PHILIPSBURG–Deputy Prime Minister Wycliffe Smith answered a number of questions about the status of and situation surrounding the dismissal of St. Maarten Cable TV workers and the predicament of that company’s subscribers, during the continuation of a meeting of Parliament on the subject Thursday.
Smith was deputising for Prime Minister Leona Romeo-Marlin, who he said had been ill.
Some of the answers were not shared publicly during the meeting and were only provided to Member of Parliament (MPs) confidentially, including the potential effects the pending sale of United Telecommunications Services (UTS) is likely to have on TelEm and what is being done to mitigate these possible effects; whether TelEm’s plans to find a new strategic partner have changed, and the current financial status of the TelEm Group.
The TelEm Group had signed a purchase agreement to take over ownership of Cable TV from its former owner Innovative in September 2016 and Cable TV was subsequently purchased for US $4.5 million, $2,934,000 of which was for the company’s fixed assets (buildings, vehicles, infrastructure, furniture etc.). The purchase was necessary due to several factors, including to keep large competitors out of the market, which would have eventually stifled the TelEm Group.
Smith told MPs that Cable TV had been purchased on a debt-free/cash-free basis and employees were not dismissed prior to the purchase.
As to why workers were not taken over, Smith said it had been determined by an independent expert who conducted a manpower assessment that the TelEm Group could include the Cable TV activities in its operations without requiring additional manpower other than two to four technical professionals. Therefore, the Cable TV employees were in fact redundant.
TelEm offered workers a layoff plan with pay-out amounts that were well above the legally required amounts.
Cable TV employees have not been integrated into TelEm, as the conclusion from the manpower assessment has not changed. “There is still no need for additional manpower and it is not expected that will change,” Smith said.
The TelEm Chief Executive Officer (CEO) had indicated initially in the layoff process that former Cable TV employees would be given preference over other applicants for job openings in TelEm. TelEm’s Help Desk has been outsourced and therefore TelEm cannot require that Cable TV employees be given preference. “However, the CEO is aware that at least one former Cable TV employee is working at Help Desk,” Smith said.

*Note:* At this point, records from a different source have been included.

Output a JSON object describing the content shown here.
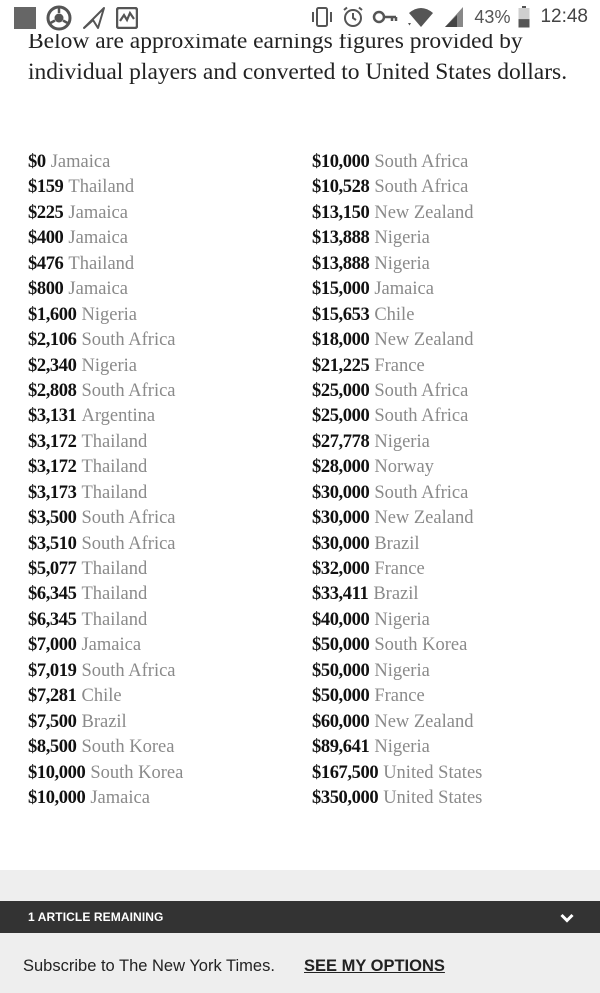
{
  "status_bar": {
    "left_icons": [
      "square-app-icon",
      "chrome-icon",
      "plane-notification-icon",
      "pulse-chart-icon"
    ],
    "right_icons": [
      "vibrate-icon",
      "alarm-clock-icon",
      "key-icon",
      "wifi-icon",
      "cell-signal-icon"
    ],
    "battery_percent": "43%",
    "battery_level": 0.43,
    "time": "12:48"
  },
  "article": {
    "intro": "Below are approximate earnings figures provided by individual players and converted to United States dollars.",
    "left_column": [
      {
        "amount": "$0",
        "country": "Jamaica"
      },
      {
        "amount": "$159",
        "country": "Thailand"
      },
      {
        "amount": "$225",
        "country": "Jamaica"
      },
      {
        "amount": "$400",
        "country": "Jamaica"
      },
      {
        "amount": "$476",
        "country": "Thailand"
      },
      {
        "amount": "$800",
        "country": "Jamaica"
      },
      {
        "amount": "$1,600",
        "country": "Nigeria"
      },
      {
        "amount": "$2,106",
        "country": "South Africa"
      },
      {
        "amount": "$2,340",
        "country": "Nigeria"
      },
      {
        "amount": "$2,808",
        "country": "South Africa"
      },
      {
        "amount": "$3,131",
        "country": "Argentina"
      },
      {
        "amount": "$3,172",
        "country": "Thailand"
      },
      {
        "amount": "$3,172",
        "country": "Thailand"
      },
      {
        "amount": "$3,173",
        "country": "Thailand"
      },
      {
        "amount": "$3,500",
        "country": "South Africa"
      },
      {
        "amount": "$3,510",
        "country": "South Africa"
      },
      {
        "amount": "$5,077",
        "country": "Thailand"
      },
      {
        "amount": "$6,345",
        "country": "Thailand"
      },
      {
        "amount": "$6,345",
        "country": "Thailand"
      },
      {
        "amount": "$7,000",
        "country": "Jamaica"
      },
      {
        "amount": "$7,019",
        "country": "South Africa"
      },
      {
        "amount": "$7,281",
        "country": "Chile"
      },
      {
        "amount": "$7,500",
        "country": "Brazil"
      },
      {
        "amount": "$8,500",
        "country": "South Korea"
      },
      {
        "amount": "$10,000",
        "country": "South Korea"
      },
      {
        "amount": "$10,000",
        "country": "Jamaica"
      }
    ],
    "right_column": [
      {
        "amount": "$10,000",
        "country": "South Africa"
      },
      {
        "amount": "$10,528",
        "country": "South Africa"
      },
      {
        "amount": "$13,150",
        "country": "New Zealand"
      },
      {
        "amount": "$13,888",
        "country": "Nigeria"
      },
      {
        "amount": "$13,888",
        "country": "Nigeria"
      },
      {
        "amount": "$15,000",
        "country": "Jamaica"
      },
      {
        "amount": "$15,653",
        "country": "Chile"
      },
      {
        "amount": "$18,000",
        "country": "New Zealand"
      },
      {
        "amount": "$21,225",
        "country": "France"
      },
      {
        "amount": "$25,000",
        "country": "South Africa"
      },
      {
        "amount": "$25,000",
        "country": "South Africa"
      },
      {
        "amount": "$27,778",
        "country": "Nigeria"
      },
      {
        "amount": "$28,000",
        "country": "Norway"
      },
      {
        "amount": "$30,000",
        "country": "South Africa"
      },
      {
        "amount": "$30,000",
        "country": "New Zealand"
      },
      {
        "amount": "$30,000",
        "country": "Brazil"
      },
      {
        "amount": "$32,000",
        "country": "France"
      },
      {
        "amount": "$33,411",
        "country": "Brazil"
      },
      {
        "amount": "$40,000",
        "country": "Nigeria"
      },
      {
        "amount": "$50,000",
        "country": "South Korea"
      },
      {
        "amount": "$50,000",
        "country": "Nigeria"
      },
      {
        "amount": "$50,000",
        "country": "France"
      },
      {
        "amount": "$60,000",
        "country": "New Zealand"
      },
      {
        "amount": "$89,641",
        "country": "Nigeria"
      },
      {
        "amount": "$167,500",
        "country": "United States"
      },
      {
        "amount": "$350,000",
        "country": "United States"
      }
    ]
  },
  "meter": {
    "label": "1 ARTICLE REMAINING",
    "toggle_icon": "chevron-down-icon"
  },
  "subscribe": {
    "text": "Subscribe to The New York Times.",
    "link": "SEE MY OPTIONS"
  },
  "colors": {
    "amount": "#111111",
    "country": "#8a8a8a",
    "meter_bar": "#333333",
    "footer_bg": "#eeeeee"
  }
}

The original plan was to hire as many former Cable TV workers as required, as contractors on a temporary basis, to maintain the coax network until the Fibre to the Home (FTTH) deployment. During that time and after the FTTH project was complete Cable TV staff would be given preference over non-TelEm staff if there were job openings.
Smith said once the sale had been finalised, Caribbean Teleview Services NV had requested by letter of October 7, 2016, that the Minister of Tourism Economic Affairs Transport and Telecommunications (TEATT) transfer the licences for cable network and for television to TelEm. A copy of the letter was sent to Bureau Telecommunications and Post St. Maarten (BTP).
There are no operations in Cable TV anymore since the operations have been incorporated in the operations of TelEm Operating Company.
Cable TV was purchased so that TelEm can use its underground pipes to execute the FTTH project, blow fibre through existing pipes so as not to have to trench, and to keep a competitor out of the market, Smith said.
“If a large Internet provider or telco was able to buy the company, they would be able to enter the market and provide Internet access and VOIP [voice over internet protocol – Ed.] calls cheaply until TelEm loses enough market share, then goes bankrupt, and then raise prices,” he said.
Another reason for the purchase was so that TelEm can use Cable TV’s existing coax network for high speed data in specific areas for a short period while it executes its FTTH project.
He said, the Cable TV infrastructure had incurred major damage due to Hurricane Irma and consequently some of the benefits are now limited. However, the benefit of keeping a competitor out of the market “remains a major strategic benefit that outweigh the cost paid for the company.”
For now, the company’s name and services will remain the same.